A Korean Air jet arriving from Seoul-Incheon has collided with an Air Namibia aircraft at Frankfurt Airport resulting in the grounding of both jets and long delays for affected passengers.
The busy traffic at Frankfurt Airport paired with carelessness of at least one of the cockpit crew (which one hasn’t been determined yet) has caused substantial damage on the two aircraft involved, thankfully without any injuries to passengers and crew.
The Korean Herald reported about the incident and subsequent delay yesterday.
Korean Air flight KE 905 collided with another plane on the taxiway in Frankfurt, Germany, on Saturday, delaying the subsequent flight bound for Incheon, the air carrier said Sunday.
The incident involving the flight that departed from Incheon occurred Saturday at 6:20 p.m. (local time). While waiting on the taxiway after landing at Frankfurt Airport, the airplane’s horizontal stabilizer located at its right wing crashed into the end of an Air Namibia’s plane left wing.
According to Korean Air, 241 passengers and 20 Korean Air captain and flight attendants were on board, none of them were injured.

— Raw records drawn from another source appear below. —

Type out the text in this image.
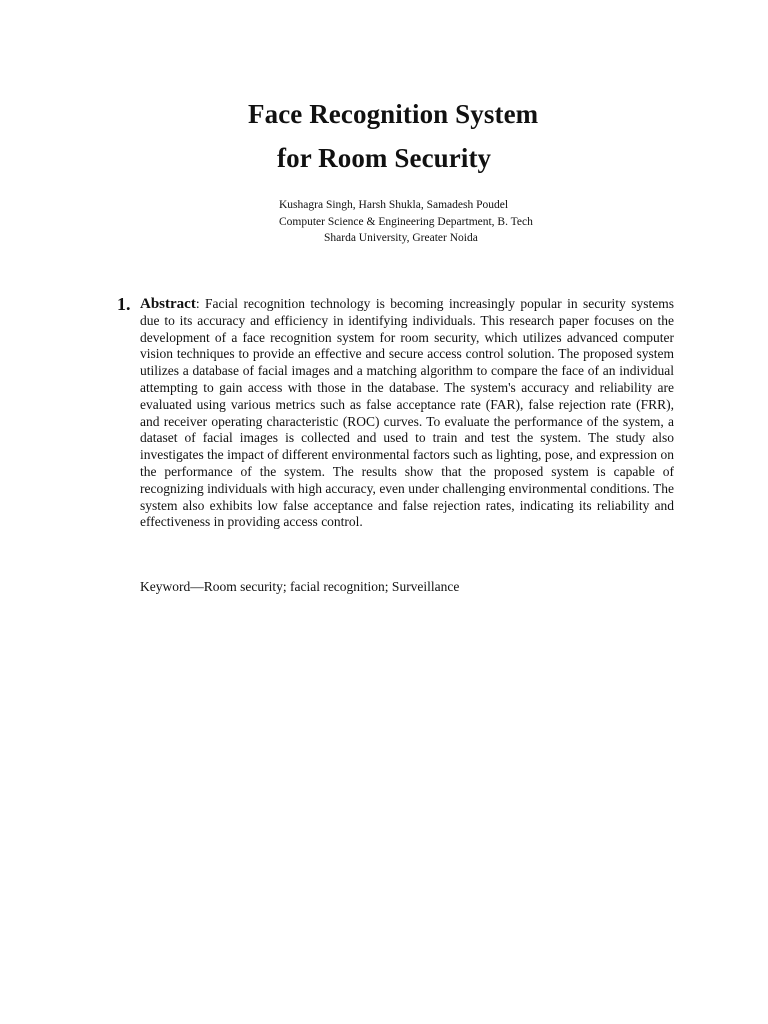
Face Recognition System
for Room Security
Kushagra Singh, Harsh Shukla, Samadesh Poudel
Computer Science & Engineering Department, B. Tech
Sharda University, Greater Noida
1. Abstract: Facial recognition technology is becoming increasingly popular in security systems due to its accuracy and efficiency in identifying individuals. This research paper focuses on the development of a face recognition system for room security, which utilizes advanced computer vision techniques to provide an effective and secure access control solution. The proposed system utilizes a database of facial images and a matching algorithm to compare the face of an individual attempting to gain access with those in the database. The system's accuracy and reliability are evaluated using various metrics such as false acceptance rate (FAR), false rejection rate (FRR), and receiver operating characteristic (ROC) curves. To evaluate the performance of the system, a dataset of facial images is collected and used to train and test the system. The study also investigates the impact of different environmental factors such as lighting, pose, and expression on the performance of the system. The results show that the proposed system is capable of recognizing individuals with high accuracy, even under challenging environmental conditions. The system also exhibits low false acceptance and false rejection rates, indicating its reliability and effectiveness in providing access control.

Keyword—Room security; facial recognition; Surveillance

However, the subsequent flight KE 906 bound for Incheon was delayed for about 21 hours. All passengers who were waiting at the gate were provided with accommodation and transportation options, the air carrier said.
It added that the exact cause behind the collision or whose fault it is remains unknown.

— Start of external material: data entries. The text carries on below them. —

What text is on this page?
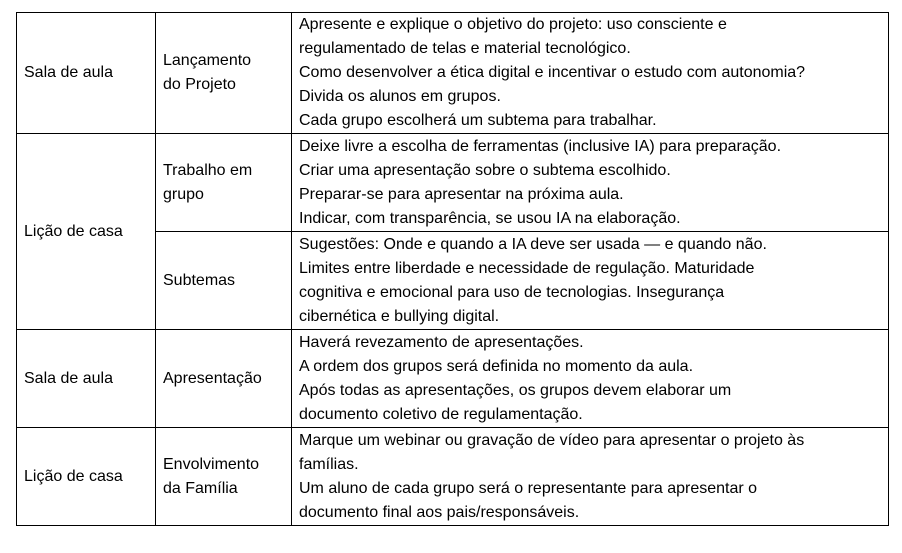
Sala de aula	Lançamento
do Projeto	Apresente e explique o objetivo do projeto: uso consciente e
regulamentado de telas e material tecnológico.
Como desenvolver a ética digital e incentivar o estudo com autonomia?
Divida os alunos em grupos.
Cada grupo escolherá um subtema para trabalhar.

Lição de casa	Trabalho em
grupo	Deixe livre a escolha de ferramentas (inclusive IA) para preparação.
Criar uma apresentação sobre o subtema escolhido.
Preparar-se para apresentar na próxima aula.
Indicar, com transparência, se usou IA na elaboração.

	Subtemas	Sugestões: Onde e quando a IA deve ser usada — e quando não.
Limites entre liberdade e necessidade de regulação. Maturidade
cognitiva e emocional para uso de tecnologias. Insegurança
cibernética e bullying digital.

Sala de aula	Apresentação	Haverá revezamento de apresentações.
A ordem dos grupos será definida no momento da aula.
Após todas as apresentações, os grupos devem elaborar um
documento coletivo de regulamentação.

Lição de casa	Envolvimento
da Família	Marque um webinar ou gravação de vídeo para apresentar o projeto às
famílias.
Um aluno de cada grupo será o representante para apresentar o
documento final aos pais/responsáveis.
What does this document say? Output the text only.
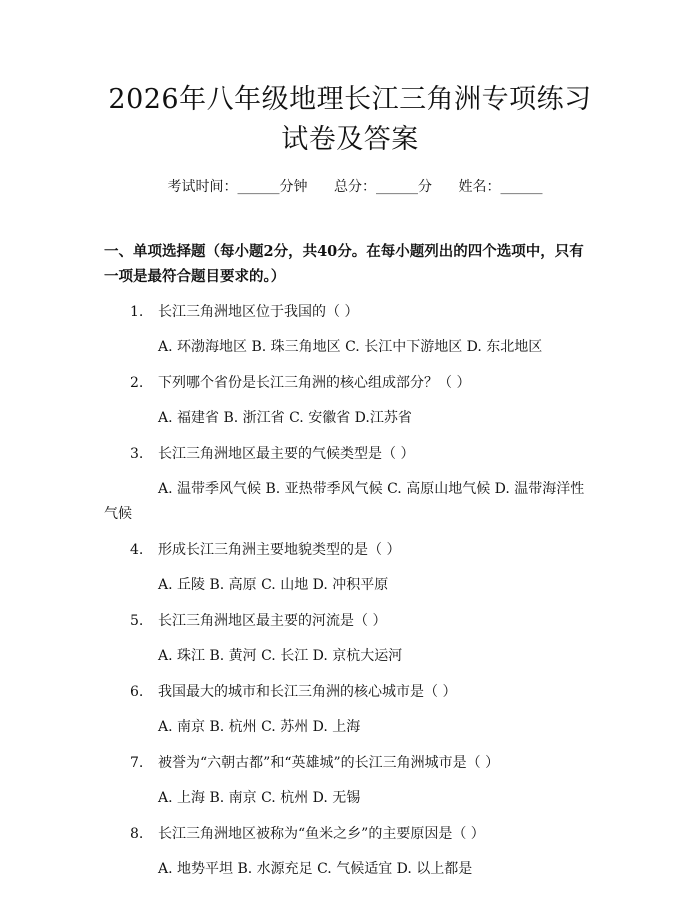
2026年八年级地理长江三角洲专项练习试卷及答案
考试时间：______分钟 总分：______分 姓名：______
一、单项选择题（每小题2分，共40分。在每小题列出的四个选项中，只有一项是最符合题目要求的。）
1.	长江三角洲地区位于我国的（ ）
A. 环渤海地区 B. 珠三角地区 C. 长江中下游地区 D. 东北地区
2.	下列哪个省份是长江三角洲的核心组成部分？（ ）
A. 福建省 B. 浙江省 C. 安徽省 D.江苏省
3.	长江三角洲地区最主要的气候类型是（ ）
A. 温带季风气候 B. 亚热带季风气候 C. 高原山地气候 D. 温带海洋性气候
4.	形成长江三角洲主要地貌类型的是（ ）
A. 丘陵 B. 高原 C. 山地 D. 冲积平原
5.	长江三角洲地区最主要的河流是（ ）
A. 珠江 B. 黄河 C. 长江 D. 京杭大运河
6.	我国最大的城市和长江三角洲的核心城市是（ ）
A. 南京 B. 杭州 C. 苏州 D. 上海
7.	被誉为“六朝古都”和“英雄城”的长江三角洲城市是（ ）
A. 上海 B. 南京 C. 杭州 D. 无锡
8.	长江三角洲地区被称为“鱼米之乡”的主要原因是（ ）
A. 地势平坦 B. 水源充足 C. 气候适宜 D. 以上都是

Korean Air said it will substitute a new aircraft for flight KE 906, which will depart Frankfurt at 4:30 p.m. local time.
While the incoming passengers were all able to disembark and go their merry ways, the outbound passengers were not so lucky. The flight was cancelled that day as can be seen on Flightradar24:
Passengers should be eligible for EC261 compensation as the flight departed the EU. Unlikely that an earlier tarmac accident that takes the plane out of service counts as extraordinary circumstance.
I really wonder which of the two planes strayed away from their taxiway and got too close to the other one. There will be a mandatory investigation by the Luftfahrtbundesamt (LBA) which is the FAA/NTSB counterpart in Germany.
Impossible to say who is to blame without a map where the accident occurred or to see which of the two planes had the right of way in case this happened during a turn.